THE CONVERGENCE OF THE EYES
When visual stimulation of a close object is necessary, the eyes converge. This means that the eyeballs each rotate medially. This is the phenomenon that can explain why peeking at the tip of one’s nose creates a cross-eyed effect. Convergence occurs so that each retina will be allotted the same amount of light when focusing in on an object that is close at hand.
THE VISUAL SPECTRUM
The eyes are responsible for transducing energy derived from the electromagnetic spectrum to create and send impulses to the brain for interpretation. Visible light ranges between 400 and 700 nanometers.

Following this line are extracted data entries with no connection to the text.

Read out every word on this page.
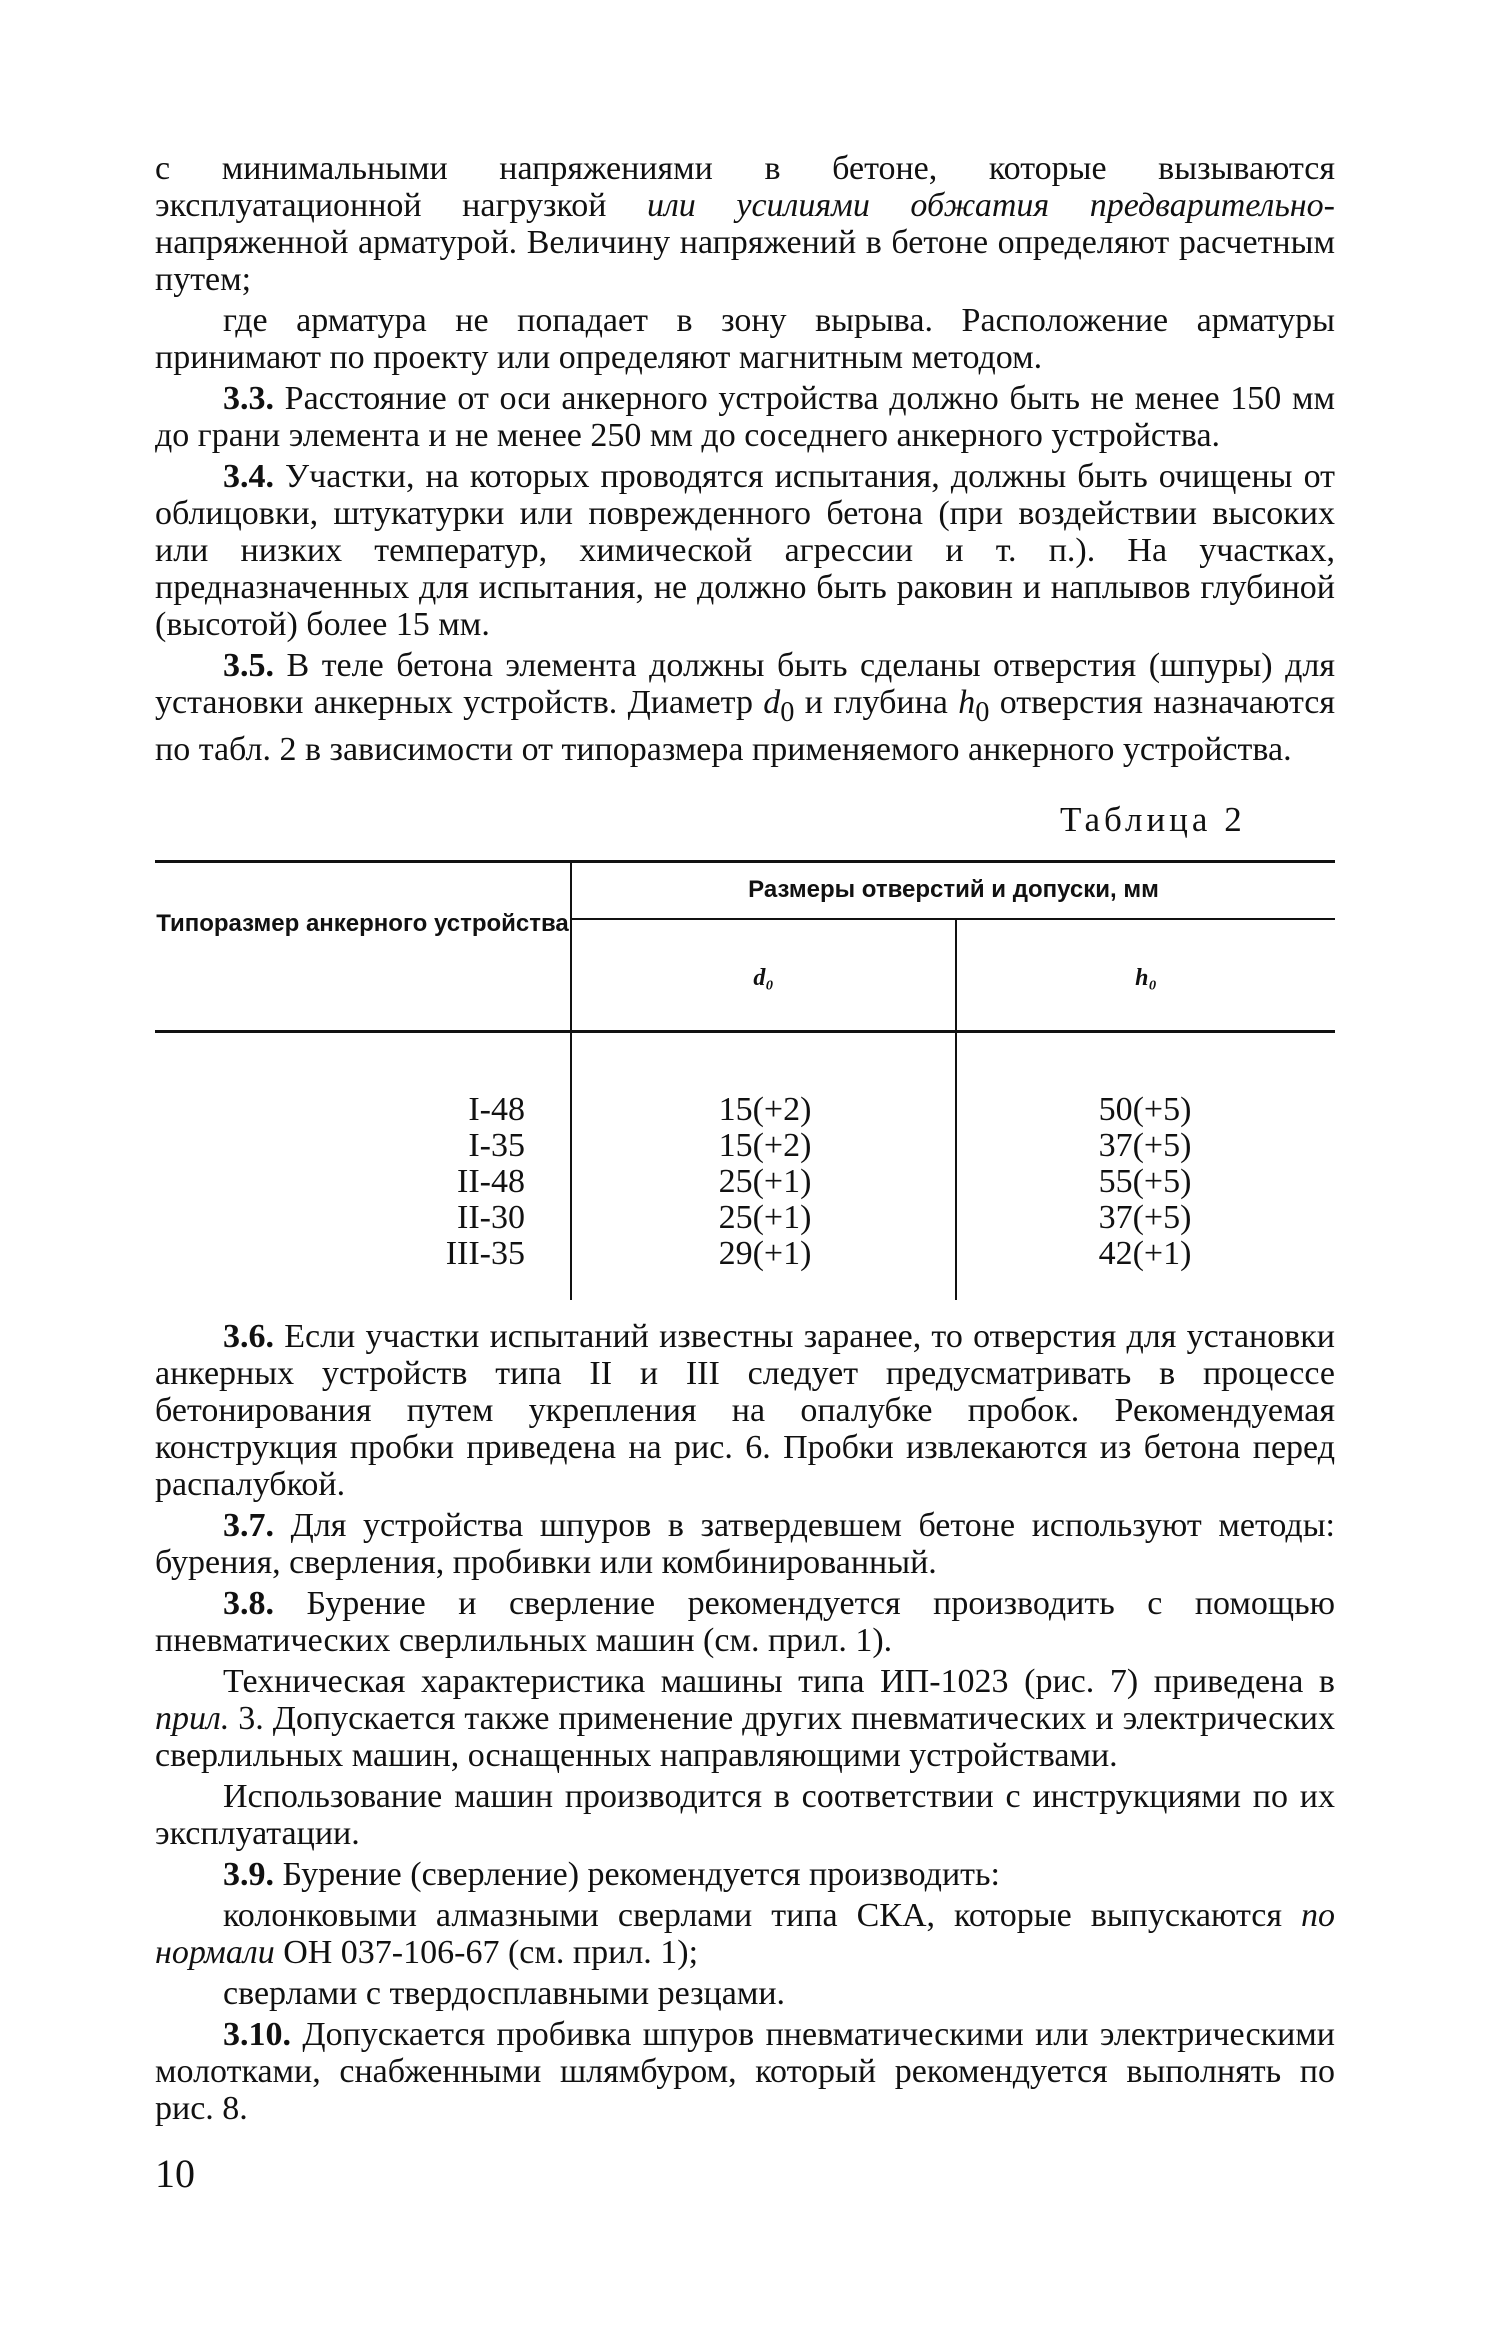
с минимальными напряжениями в бетоне, которые вызываются эксплуатационной нагрузкой или усилиями обжатия предварительно-напряженной арматурой. Величину напряжений в бетоне определяют расчетным путем;

где арматура не попадает в зону вырыва. Расположение арматуры принимают по проекту или определяют магнитным методом.

3.3. Расстояние от оси анкерного устройства должно быть не менее 150 мм до грани элемента и не менее 250 мм до соседнего анкерного устройства.

3.4. Участки, на которых проводятся испытания, должны быть очищены от облицовки, штукатурки или поврежденного бетона (при воздействии высоких или низких температур, химической агрессии и т. п.). На участках, предназначенных для испытания, не должно быть раковин и наплывов глубиной (высотой) более 15 мм.

3.5. В теле бетона элемента должны быть сделаны отверстия (шпуры) для установки анкерных устройств. Диаметр $d_0$ и глубина $h_0$ отверстия назначаются по табл. 2 в зависимости от типоразмера применяемого анкерного устройства.

Таблица 2
Типоразмер анкерного устройства
Размеры отверстий и допуски, мм
d₀	h₀
I-48
I-35
II-48
II-30
III-35
15(+2)
15(+2)
25(+1)
25(+1)
29(+1)
50(+5)
37(+5)
55(+5)
37(+5)
42(+1)

3.6. Если участки испытаний известны заранее, то отверстия для установки анкерных устройств типа II и III следует предусматривать в процессе бетонирования путем укрепления на опалубке пробок. Рекомендуемая конструкция пробки приведена на рис. 6. Пробки извлекаются из бетона перед распалубкой.

3.7. Для устройства шпуров в затвердевшем бетоне используют методы: бурения, сверления, пробивки или комбинированный.

3.8. Бурение и сверление рекомендуется производить с помощью пневматических сверлильных машин (см. прил. 1).

Техническая характеристика машины типа ИП-1023 (рис. 7) приведена в прил. 3. Допускается также применение других пневматических и электрических сверлильных машин, оснащенных направляющими устройствами.

Использование машин производится в соответствии с инструкциями по их эксплуатации.

3.9. Бурение (сверление) рекомендуется производить:

колонковыми алмазными сверлами типа СКА, которые выпускаются по нормали ОН 037-106-67 (см. прил. 1);

сверлами с твердосплавными резцами.

3.10. Допускается пробивка шпуров пневматическими или электрическими молотками, снабженными шлямбуром, который рекомендуется выполнять по рис. 8.

10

The infrared segment of the spectrum includes light of higher wavelengths is not discerned by the eye as anything other than heat when viewed at the appropriate angles. Ultraviolet light is created using more energy than light and thus, with its shorter wavelength, is filtered out by the lens’ yellow filter. Should a human have their lenses removed but not replaced with any form of prosthesis is likely to visually witness ultraviolet rays, just as insects such as honeybees can.